Hin ist sein Leben! Glüh'nde Leidenschaft,
Lebhafte Neigung, der Gedanken Spiel,
Empfindung äuß'rer Uebel, inn'ren Gram's;
Entflohn ist Alles aus dem blassen Leichnam.
Was einstens handelte, sprach, dachte, litt,
Ist jetzt durch mich 'ne grausige Gestalt
Von blutbeflecktem Fleisch und wird nun bald
Der edle Fraß von Würmern.

Altes Schauspiel.

Ich glaube, Wenige, die Glück im Zweikampf hatten, (wenn das Wort Glück bei einem so unseligen Vortheil angewandt werden darf) haben ihren todten Gegner zu ihren Füßen niedergestreckt gesehen, ohne den Wunsch, mit ihrem eignen Blute dasjenige wieder zu erkaufen, welches zu vergießen ihnen beschieden war. Am allerwenigsten konnte Gleichgültigkeit die Sache eines jungen Menschen sein, wie Halbert Glendinning, welcher, des Anblicks von Menschenblut ungewohnt, nicht nur mit Schmerz, sondern auch mit Schrecken erfüllt ward, als er Herrn Piercie Shafton vor sich auf dem Rasen liegen sah, Blut aus dem Munde ausströmend, als würde es ausgepumpt. Er warf sein blutiges Schwert auf den Boden, knieete nieder, suchte ihn aufzurichten und bemühte sich, jedoch vergebens, seine Wunde zu verstopfen, welche mehr innerlich als äußerlich zu bluten schien.

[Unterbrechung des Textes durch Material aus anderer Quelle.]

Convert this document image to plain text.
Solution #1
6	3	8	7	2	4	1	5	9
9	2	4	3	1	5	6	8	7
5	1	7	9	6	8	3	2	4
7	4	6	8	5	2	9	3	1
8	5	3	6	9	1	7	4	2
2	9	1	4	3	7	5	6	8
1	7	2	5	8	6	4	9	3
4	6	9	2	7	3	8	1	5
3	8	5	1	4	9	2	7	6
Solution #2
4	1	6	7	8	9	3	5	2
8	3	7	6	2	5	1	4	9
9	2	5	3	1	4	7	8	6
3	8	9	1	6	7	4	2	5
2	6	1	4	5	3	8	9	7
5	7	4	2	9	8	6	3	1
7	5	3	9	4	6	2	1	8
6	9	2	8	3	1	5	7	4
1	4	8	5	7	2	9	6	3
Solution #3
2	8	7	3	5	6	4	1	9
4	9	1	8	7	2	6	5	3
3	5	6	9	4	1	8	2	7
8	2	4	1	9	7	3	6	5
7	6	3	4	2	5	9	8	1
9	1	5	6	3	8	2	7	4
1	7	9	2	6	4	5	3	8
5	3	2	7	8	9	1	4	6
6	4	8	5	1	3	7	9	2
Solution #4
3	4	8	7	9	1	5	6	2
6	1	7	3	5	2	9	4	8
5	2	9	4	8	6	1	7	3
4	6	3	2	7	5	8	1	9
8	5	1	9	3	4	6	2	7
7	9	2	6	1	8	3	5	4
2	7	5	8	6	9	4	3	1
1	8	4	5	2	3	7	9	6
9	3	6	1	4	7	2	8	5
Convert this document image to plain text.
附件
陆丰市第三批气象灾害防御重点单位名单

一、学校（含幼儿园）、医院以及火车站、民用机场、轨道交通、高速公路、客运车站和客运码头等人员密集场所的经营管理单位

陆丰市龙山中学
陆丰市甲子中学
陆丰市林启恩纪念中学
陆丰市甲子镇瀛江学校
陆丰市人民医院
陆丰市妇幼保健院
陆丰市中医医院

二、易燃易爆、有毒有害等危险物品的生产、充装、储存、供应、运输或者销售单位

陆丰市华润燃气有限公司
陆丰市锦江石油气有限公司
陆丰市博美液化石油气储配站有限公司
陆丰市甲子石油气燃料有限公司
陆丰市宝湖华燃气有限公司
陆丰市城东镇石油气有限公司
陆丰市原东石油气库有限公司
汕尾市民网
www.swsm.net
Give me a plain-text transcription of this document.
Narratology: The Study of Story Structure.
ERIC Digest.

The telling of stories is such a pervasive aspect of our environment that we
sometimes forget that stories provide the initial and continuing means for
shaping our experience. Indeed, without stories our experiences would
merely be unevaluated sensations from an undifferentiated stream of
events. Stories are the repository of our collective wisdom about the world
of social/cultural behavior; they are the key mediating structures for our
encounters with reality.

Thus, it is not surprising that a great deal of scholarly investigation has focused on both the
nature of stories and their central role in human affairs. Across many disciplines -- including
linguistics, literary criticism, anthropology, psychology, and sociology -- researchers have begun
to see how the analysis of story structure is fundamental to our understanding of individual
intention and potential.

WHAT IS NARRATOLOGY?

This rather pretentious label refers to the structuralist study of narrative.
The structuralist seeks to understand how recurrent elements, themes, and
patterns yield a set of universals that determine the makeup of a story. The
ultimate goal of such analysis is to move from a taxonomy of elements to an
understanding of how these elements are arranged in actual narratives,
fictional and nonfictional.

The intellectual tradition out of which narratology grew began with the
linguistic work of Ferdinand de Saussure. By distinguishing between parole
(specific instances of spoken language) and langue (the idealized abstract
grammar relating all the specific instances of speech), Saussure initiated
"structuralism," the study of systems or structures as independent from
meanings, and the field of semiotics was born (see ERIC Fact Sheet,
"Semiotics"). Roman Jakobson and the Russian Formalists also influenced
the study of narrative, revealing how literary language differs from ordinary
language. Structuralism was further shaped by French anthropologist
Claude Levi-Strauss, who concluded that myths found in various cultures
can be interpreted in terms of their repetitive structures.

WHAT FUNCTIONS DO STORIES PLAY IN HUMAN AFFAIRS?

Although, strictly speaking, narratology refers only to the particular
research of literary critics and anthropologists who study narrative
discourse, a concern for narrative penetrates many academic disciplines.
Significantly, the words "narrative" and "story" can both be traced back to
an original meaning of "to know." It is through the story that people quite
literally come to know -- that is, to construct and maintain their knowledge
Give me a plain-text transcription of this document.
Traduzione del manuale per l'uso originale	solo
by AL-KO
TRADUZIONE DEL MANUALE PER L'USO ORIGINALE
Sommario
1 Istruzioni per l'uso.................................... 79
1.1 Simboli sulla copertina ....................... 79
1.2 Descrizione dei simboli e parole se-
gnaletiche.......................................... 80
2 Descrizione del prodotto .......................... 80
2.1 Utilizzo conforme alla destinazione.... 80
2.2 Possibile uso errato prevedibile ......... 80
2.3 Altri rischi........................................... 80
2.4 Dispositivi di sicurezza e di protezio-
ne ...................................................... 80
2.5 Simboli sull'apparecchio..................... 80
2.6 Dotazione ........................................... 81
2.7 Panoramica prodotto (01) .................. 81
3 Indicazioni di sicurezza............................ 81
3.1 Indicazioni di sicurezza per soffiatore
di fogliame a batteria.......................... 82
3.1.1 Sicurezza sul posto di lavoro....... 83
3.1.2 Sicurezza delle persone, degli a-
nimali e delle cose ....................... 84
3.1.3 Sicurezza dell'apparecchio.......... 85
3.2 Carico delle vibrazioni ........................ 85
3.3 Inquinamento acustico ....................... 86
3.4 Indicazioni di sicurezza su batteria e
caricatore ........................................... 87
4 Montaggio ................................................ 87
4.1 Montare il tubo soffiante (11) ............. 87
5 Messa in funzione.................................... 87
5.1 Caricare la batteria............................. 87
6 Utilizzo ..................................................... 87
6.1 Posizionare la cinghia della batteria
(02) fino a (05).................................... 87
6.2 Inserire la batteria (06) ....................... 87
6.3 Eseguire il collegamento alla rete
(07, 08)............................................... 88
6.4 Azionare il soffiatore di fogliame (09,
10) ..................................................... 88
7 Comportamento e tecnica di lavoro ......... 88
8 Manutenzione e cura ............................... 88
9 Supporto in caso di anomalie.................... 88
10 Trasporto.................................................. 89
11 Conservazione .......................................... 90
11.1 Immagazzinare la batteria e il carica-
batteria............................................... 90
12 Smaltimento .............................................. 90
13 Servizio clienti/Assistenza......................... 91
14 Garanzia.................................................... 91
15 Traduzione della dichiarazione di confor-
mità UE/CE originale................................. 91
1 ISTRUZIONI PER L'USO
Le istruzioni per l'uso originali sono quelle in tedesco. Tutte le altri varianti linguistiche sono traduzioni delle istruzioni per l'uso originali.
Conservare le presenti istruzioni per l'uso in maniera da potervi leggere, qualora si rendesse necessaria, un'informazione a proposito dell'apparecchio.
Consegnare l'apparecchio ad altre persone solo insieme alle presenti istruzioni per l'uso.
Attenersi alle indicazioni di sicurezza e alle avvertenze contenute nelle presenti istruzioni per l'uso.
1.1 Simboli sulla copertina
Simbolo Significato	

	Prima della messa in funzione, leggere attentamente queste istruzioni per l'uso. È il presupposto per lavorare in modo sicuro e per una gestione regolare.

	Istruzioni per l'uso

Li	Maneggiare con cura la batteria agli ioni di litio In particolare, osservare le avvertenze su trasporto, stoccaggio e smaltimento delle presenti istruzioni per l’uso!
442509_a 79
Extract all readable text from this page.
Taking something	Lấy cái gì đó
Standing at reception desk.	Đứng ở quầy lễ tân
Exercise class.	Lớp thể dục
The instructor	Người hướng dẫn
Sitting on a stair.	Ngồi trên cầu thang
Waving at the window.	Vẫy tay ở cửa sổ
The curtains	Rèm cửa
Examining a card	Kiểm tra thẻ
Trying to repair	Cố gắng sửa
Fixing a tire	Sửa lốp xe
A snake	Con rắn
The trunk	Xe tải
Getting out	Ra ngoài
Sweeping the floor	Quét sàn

Der unglückliche Ritter sprach von Zeit zu Zeit, wenn die Ohnmacht es ihm verstattete, und seine Worte, so weit sie vernehmlich waren, beurkundeten noch immer sein gezwungenes und geziertes Wesen, aber keineswegs eine unedle Gesinnung.

»Höchst ländlicher Jüngling,« sprach er, »dein Glück hat obgesiegt über ritterliche Geschicklichkeit – und Verwegenheit hat Herablassung überwunden, gleichwie der Geier auch jezuweilen wohl auf den Edelfalken stößt und ihn stürzt. – Fliehe und rette dich! – Nimm meine Börse – sie befindet sich in der unteren Tasche meiner fleischfarbenen Hosen – sie ist der Mühe werth für einen Bauern, sie zu nehmen. Sorge, daß mein Felleisen mit meinen Kleidern in das Kloster S. Marien geschickt werden« – (hier ward seine Stimme schwach und Besinnung und Gedächtniß schienen schwinden zu wollen) – »Ich vermache die geschlitzte Sammetjacke mit dergleichen engen Hosen – zum – oh! – Besten meiner Seele.«

»Seid getrost, Herr Ritter,« sprach Halbert außer sich vor Leid und Reue. »Ich hoffe, Ihr sollt noch genesen. Ach wenn doch ein Arzt da wäre!«

»Wären zwanzig Aerzte da, o großmüthige Verwegenheit – und das wäre ein ernstes Schauspiel – sie würden mir das Leben nicht fristen – es schwindet eilends. Empfehle mich der ländlichen Nymphe, die ich meine Verständigkeit nannte. O Claridiana, wahre Beherrscherin dieses blutenden Herzens – welches nun in bitterem Ernste blutet! Lege mich der Länge nach auf den Boden, höchst ländlicher Sieger, geboren zu verlöschen den Stolz des strahlenden Lichtes des glückseligsten Hofes von Felicia. – O Heilige und Engel – Ritter und Frauen – Maskeraden und Theater – sinnreiche Sprüche – Kettenarbeit und Stickerei – Liebe, Ehre und Schönheit!« – – –

Während er diese letzten Worte flüsterte, welche ihm gleichsam unbewußt entschlüpften bei der Erinnerung an die Herrlichkeiten des englischen Hofes, streckte der ritterliche Herr Piercie Shafton seine Glieder aus, ächzte tief, schloß die Augen und regte sich nicht mehr.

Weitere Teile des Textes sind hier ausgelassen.